Przekroczyć barierę kłamstwa
- Polska dzisiejsza ma w swoim fundamencie upominanie się o przekreślenie kłamstwa katyńskiego - przypomniał polski prezydent. Dodał, że nasz kraj stawia na to, by "przekroczyć barierę kłamstwa katyńskiego" i "nie tylko samemu uzyskać historyczną satysfakcję, by pokazać własny dramat i straty, ale także po to, by samej Rosji ułatwić przezwyciężenie własnej dramatycznej historii z czasów stalinowskich". Komorowski podkreślił, że Polska chce Rosji "demokratyzującej się, która potrafi przekraczać bariery historyczne i takiej, która chce dialogu". - Chcemy takiej Rosji, która będzie traktowała z należytym szacunkiem, zgodnie z zasadami dobrego sąsiedztwa wszystkich swoich sąsiadów - dodał.

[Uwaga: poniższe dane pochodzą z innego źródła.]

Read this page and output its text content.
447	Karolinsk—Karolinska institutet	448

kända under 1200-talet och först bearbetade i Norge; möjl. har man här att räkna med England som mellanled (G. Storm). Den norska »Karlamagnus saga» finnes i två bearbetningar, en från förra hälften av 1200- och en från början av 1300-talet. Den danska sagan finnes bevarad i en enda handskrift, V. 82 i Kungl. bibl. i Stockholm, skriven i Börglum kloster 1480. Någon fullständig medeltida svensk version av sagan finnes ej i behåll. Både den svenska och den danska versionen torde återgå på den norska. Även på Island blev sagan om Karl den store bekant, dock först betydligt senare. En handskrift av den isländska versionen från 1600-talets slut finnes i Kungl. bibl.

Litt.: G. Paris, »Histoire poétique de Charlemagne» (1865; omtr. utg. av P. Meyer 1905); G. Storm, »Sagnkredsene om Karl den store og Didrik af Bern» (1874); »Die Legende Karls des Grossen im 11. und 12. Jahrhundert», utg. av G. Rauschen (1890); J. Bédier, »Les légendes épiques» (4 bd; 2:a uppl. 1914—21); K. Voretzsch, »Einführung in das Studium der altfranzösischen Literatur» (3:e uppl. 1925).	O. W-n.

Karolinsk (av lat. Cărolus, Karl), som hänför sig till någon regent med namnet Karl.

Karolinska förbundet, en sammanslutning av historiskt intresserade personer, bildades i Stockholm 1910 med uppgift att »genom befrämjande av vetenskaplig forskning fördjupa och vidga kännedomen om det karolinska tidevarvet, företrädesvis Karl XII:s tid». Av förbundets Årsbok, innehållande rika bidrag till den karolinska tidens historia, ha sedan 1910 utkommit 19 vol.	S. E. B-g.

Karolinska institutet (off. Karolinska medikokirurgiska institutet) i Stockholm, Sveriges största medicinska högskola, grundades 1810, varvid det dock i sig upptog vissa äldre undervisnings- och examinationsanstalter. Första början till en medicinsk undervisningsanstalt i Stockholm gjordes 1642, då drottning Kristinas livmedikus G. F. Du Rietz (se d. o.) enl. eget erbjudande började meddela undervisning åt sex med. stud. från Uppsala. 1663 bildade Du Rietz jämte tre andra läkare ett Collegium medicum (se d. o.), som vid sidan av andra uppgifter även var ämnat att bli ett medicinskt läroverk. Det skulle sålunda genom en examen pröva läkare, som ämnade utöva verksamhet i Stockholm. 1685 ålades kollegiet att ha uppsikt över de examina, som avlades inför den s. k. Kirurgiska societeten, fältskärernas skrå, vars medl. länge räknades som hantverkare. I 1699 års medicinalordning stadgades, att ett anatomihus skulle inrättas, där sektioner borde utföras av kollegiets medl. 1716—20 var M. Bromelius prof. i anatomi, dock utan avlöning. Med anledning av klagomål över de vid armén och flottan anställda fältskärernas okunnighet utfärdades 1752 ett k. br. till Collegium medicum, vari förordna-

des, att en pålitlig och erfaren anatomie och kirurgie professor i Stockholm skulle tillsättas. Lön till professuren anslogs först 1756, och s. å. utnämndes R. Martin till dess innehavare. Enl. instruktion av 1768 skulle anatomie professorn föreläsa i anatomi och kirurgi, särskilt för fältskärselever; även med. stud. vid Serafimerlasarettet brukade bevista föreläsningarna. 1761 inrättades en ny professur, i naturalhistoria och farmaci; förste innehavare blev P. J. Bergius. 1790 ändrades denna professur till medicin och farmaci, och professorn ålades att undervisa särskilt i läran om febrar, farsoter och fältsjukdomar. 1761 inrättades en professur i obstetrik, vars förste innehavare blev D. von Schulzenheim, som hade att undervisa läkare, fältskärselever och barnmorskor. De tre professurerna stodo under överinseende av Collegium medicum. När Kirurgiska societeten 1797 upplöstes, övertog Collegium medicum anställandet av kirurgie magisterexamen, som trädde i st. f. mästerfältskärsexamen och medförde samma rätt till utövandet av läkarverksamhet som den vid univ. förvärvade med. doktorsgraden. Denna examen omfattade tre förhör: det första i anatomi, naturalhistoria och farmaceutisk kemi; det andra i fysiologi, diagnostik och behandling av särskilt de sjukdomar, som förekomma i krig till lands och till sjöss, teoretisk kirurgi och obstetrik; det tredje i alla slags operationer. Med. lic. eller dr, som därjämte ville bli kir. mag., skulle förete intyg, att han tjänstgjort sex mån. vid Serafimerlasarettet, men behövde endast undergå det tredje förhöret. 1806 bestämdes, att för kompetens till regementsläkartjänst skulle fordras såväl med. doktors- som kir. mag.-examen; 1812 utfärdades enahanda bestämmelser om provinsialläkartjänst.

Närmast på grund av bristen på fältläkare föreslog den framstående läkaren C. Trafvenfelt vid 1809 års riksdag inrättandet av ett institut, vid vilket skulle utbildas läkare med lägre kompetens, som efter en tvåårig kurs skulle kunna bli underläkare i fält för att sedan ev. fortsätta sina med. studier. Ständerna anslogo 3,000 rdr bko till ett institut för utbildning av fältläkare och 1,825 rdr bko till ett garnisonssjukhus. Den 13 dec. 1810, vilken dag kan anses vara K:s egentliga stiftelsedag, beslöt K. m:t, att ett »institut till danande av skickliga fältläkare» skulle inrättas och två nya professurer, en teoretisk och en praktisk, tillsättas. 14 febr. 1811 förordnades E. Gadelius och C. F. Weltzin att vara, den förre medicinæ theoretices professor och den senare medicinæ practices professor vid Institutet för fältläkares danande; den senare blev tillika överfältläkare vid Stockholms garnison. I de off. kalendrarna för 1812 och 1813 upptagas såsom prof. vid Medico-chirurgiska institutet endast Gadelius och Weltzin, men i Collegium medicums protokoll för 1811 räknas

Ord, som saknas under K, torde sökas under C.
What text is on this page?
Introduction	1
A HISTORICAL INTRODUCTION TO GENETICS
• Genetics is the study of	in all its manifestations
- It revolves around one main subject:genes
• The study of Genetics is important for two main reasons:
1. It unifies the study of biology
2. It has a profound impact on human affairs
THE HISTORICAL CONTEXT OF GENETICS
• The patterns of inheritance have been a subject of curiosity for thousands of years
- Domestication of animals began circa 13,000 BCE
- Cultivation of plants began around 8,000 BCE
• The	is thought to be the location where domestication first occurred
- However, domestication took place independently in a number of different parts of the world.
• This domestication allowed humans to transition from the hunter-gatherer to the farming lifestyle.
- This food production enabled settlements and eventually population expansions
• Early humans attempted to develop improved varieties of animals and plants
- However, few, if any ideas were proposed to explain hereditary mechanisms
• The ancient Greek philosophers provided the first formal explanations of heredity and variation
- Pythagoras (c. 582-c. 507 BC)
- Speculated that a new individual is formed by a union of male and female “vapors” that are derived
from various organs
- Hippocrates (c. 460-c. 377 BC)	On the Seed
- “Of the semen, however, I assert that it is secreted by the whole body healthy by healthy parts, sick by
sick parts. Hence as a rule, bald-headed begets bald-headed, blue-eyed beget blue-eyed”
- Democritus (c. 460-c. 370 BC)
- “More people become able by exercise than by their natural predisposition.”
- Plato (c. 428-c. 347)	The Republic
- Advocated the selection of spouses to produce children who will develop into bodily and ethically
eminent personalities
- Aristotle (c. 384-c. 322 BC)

W swoim wykładzie Bronisław Komorowski poświęcił uwagę także Białorusi. - Polska jest po stronie społeczeństwa białoruskiego, walczącego o swoją szansę na życie w normalnym państwie - oświadczył. Dodał, że nasz kraj jest zwolennikiem twardego kursu wobec władz białoruskich. - Nie można udawać, że tam nie biją ludzi. Nie można udawać, że nie widzimy, że tam nie ma demokracji - argumentował. - Musimy stosować jednoznaczne kryteria oceny władzy i musimy mieć odwagę pomagania Białorusinom w ich drodze ku demokracji i wolności - dodał. Odnosząc się z kolei do Ukrainy Komorowski zaznaczył, że Polska chce, aby jej wschodni sąsiad był wolny, demokratyczny i uczestniczył w integracji europejskiej. - Ostatnimi krajami, które mogą zgodzić się na zamykanie drzwi za sobą są te kraje, które ostatnie dostały się do UE - stwierdził prezydent. Zapewnił, że Polska będzie trzymała "nogę w drzwiach UE bardzo długo, mówiąc >chodźcie, zmieńcie się<".